Resultaba fácil decirlo, pero Marga también temía por aquel grupo de leones capaz de poner las cosas muy difíciles al nuevo.
—¿Y qué hace entonces la leona rechazada? —preguntó Dani.
—Sobrevivir, si puede.
—A ti te haríamos siempre un huequecito, Dani.
—Gracias, Paula.
Marga no sabía dónde meterse. Se arrepentía de haber dado cancha a Dani en el grupo de apoyo a Jorge. ¿Por qué lo había hecho? Prefirió no darle más vueltas por si su propia imagen no salía del todo indemne de la respuesta.
El nuevo apareció y no fue difícil sospechar que no provenía de la misma manada. Jorge no vestía el mismo tipo de ropa, moderna e informal pero cara, y llegaba al colegio acompañado por otro chico, como de unos veintitrés años, que lo dejaba en la puerta y rea; parecía cuando terminaban las clases. Para ser un amigo, resultaba un poco rara tanta compañía de horario fijo.

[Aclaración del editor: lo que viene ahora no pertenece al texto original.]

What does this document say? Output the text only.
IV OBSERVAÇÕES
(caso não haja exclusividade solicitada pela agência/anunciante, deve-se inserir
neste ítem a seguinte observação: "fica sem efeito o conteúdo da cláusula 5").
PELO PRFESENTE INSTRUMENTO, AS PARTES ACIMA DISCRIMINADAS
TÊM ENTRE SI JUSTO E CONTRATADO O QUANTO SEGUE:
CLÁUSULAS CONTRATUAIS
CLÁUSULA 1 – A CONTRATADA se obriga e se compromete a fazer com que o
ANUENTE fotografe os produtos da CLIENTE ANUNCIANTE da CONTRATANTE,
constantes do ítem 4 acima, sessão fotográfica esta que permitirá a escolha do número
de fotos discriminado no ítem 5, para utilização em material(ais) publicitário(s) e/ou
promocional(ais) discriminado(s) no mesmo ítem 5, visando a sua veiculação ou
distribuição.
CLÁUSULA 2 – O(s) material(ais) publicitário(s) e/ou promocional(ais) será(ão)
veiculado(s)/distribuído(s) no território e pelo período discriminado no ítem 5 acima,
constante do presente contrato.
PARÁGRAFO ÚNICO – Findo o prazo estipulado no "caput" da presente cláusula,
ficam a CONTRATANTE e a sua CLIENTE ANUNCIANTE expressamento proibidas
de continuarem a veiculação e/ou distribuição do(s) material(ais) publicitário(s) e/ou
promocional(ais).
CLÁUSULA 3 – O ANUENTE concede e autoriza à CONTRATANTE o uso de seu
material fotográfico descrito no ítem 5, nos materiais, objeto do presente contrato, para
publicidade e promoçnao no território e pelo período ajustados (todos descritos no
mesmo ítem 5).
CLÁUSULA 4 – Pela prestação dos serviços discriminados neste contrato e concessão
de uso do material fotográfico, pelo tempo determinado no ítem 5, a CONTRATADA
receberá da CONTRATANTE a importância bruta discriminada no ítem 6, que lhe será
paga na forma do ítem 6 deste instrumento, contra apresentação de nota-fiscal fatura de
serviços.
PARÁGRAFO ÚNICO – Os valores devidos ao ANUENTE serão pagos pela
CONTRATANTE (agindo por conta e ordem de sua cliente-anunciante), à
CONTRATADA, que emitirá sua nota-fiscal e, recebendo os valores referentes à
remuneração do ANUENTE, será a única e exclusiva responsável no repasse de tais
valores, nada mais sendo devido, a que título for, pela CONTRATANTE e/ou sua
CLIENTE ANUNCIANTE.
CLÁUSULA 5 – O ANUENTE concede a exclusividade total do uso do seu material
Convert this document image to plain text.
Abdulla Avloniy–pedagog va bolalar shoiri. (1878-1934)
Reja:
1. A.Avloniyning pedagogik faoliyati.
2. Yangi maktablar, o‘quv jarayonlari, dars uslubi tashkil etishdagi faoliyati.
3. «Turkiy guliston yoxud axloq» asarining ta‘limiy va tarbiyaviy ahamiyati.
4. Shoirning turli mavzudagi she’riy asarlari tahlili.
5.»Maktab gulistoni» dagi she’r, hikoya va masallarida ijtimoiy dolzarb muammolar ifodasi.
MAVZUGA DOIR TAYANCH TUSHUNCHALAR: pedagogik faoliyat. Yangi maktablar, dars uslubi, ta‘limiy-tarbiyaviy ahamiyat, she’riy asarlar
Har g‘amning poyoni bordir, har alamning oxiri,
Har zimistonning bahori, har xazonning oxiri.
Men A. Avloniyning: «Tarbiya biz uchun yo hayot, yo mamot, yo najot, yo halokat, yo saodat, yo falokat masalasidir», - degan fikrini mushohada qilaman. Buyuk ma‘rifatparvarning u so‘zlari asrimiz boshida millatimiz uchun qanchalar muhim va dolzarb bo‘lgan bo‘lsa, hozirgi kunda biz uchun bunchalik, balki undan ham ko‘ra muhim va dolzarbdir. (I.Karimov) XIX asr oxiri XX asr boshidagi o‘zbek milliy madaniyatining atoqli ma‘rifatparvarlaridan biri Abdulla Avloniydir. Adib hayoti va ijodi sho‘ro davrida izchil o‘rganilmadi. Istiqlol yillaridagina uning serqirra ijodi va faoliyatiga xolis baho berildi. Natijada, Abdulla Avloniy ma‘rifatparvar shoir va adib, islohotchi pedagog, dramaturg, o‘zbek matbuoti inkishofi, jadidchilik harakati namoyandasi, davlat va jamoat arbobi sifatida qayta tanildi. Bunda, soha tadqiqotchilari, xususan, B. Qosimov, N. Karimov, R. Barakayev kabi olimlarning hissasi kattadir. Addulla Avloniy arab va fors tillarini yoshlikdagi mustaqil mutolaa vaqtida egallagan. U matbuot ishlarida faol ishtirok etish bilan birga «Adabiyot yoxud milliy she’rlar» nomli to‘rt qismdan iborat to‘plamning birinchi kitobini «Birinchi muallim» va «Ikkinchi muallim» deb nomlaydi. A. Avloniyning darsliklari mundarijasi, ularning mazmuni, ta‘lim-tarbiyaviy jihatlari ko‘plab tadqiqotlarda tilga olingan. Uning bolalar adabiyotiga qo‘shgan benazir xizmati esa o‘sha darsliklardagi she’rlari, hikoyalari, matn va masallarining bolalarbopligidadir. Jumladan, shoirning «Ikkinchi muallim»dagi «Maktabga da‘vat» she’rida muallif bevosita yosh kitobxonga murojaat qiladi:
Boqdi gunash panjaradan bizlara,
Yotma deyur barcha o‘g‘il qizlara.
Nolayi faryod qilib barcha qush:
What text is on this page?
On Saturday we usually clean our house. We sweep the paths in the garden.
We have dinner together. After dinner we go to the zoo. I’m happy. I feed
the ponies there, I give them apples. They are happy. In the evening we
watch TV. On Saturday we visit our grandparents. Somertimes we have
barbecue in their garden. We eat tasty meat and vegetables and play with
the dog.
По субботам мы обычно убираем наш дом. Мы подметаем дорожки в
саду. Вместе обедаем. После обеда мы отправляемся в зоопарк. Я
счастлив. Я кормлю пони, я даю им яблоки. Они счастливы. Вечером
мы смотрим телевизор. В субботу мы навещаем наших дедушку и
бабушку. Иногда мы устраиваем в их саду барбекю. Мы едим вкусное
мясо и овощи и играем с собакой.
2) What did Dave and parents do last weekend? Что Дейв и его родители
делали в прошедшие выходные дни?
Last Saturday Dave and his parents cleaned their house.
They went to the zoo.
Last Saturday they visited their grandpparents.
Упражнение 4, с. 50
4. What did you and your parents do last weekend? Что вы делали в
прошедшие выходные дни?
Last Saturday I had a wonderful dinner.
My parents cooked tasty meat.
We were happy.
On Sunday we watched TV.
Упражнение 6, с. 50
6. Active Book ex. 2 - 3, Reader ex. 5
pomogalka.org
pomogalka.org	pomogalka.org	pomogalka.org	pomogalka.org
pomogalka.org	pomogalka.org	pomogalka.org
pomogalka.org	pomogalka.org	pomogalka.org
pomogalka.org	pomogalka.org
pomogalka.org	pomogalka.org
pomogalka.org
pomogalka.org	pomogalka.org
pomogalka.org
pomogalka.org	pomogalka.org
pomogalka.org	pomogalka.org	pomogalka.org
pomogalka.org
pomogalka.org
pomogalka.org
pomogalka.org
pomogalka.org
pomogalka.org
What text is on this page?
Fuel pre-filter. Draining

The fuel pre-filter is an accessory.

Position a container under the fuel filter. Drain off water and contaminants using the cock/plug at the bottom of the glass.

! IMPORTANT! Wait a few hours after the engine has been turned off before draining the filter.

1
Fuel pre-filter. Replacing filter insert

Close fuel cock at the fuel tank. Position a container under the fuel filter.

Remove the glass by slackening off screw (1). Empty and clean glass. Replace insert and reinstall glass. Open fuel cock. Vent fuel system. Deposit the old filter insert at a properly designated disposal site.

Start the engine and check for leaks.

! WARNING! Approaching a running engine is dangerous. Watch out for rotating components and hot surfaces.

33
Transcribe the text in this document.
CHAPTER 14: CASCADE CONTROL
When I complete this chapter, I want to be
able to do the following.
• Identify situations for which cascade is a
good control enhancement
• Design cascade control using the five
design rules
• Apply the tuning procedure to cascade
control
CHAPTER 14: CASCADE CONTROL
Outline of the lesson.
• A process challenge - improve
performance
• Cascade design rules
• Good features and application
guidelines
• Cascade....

—¿Quién es el chico que lo acompaña?. —Preguntó Dani, ahora inseparable de Marga. Dani, Carlos y la chica parecían, desde hacía días, una versión moderna y mixta de los tres mosqueteros.
—Un voluntario.
—¿Y por qué no viene solo?, preguntó Carlos. Jorge tuvo problemas. Bueno, toda su vida es un gran problema. Intentó escaparse alguna vez del centro de acogida y ahora lo tienen en período de observación.
—Como a los mutantes de un laboratorio —dijo Carlos.
—No, hombre, como a los presos a quienes conceden la libertad condicional —corrigió Dani.
—Debe de ser bastante humillante para él —terminó Marga.
No se equivocaba la chica acerca de los sentimientos de Jorge, porque no daba muestras de sentirse en la compañía elegida cuando el voluntario aparecía, puntualmente, a recogerlo. Jorge tenía diecinueve años; esos dos años más de diferencia con el resto de los alumnos del curso lo convertían en un ser extraño, en una especie de repetidor sin relación con ninguno de los compañeros. Se mostraba huraño, a la defensiva, manifestando incluso reacciones físicas ante el más simple gesto de aproximación.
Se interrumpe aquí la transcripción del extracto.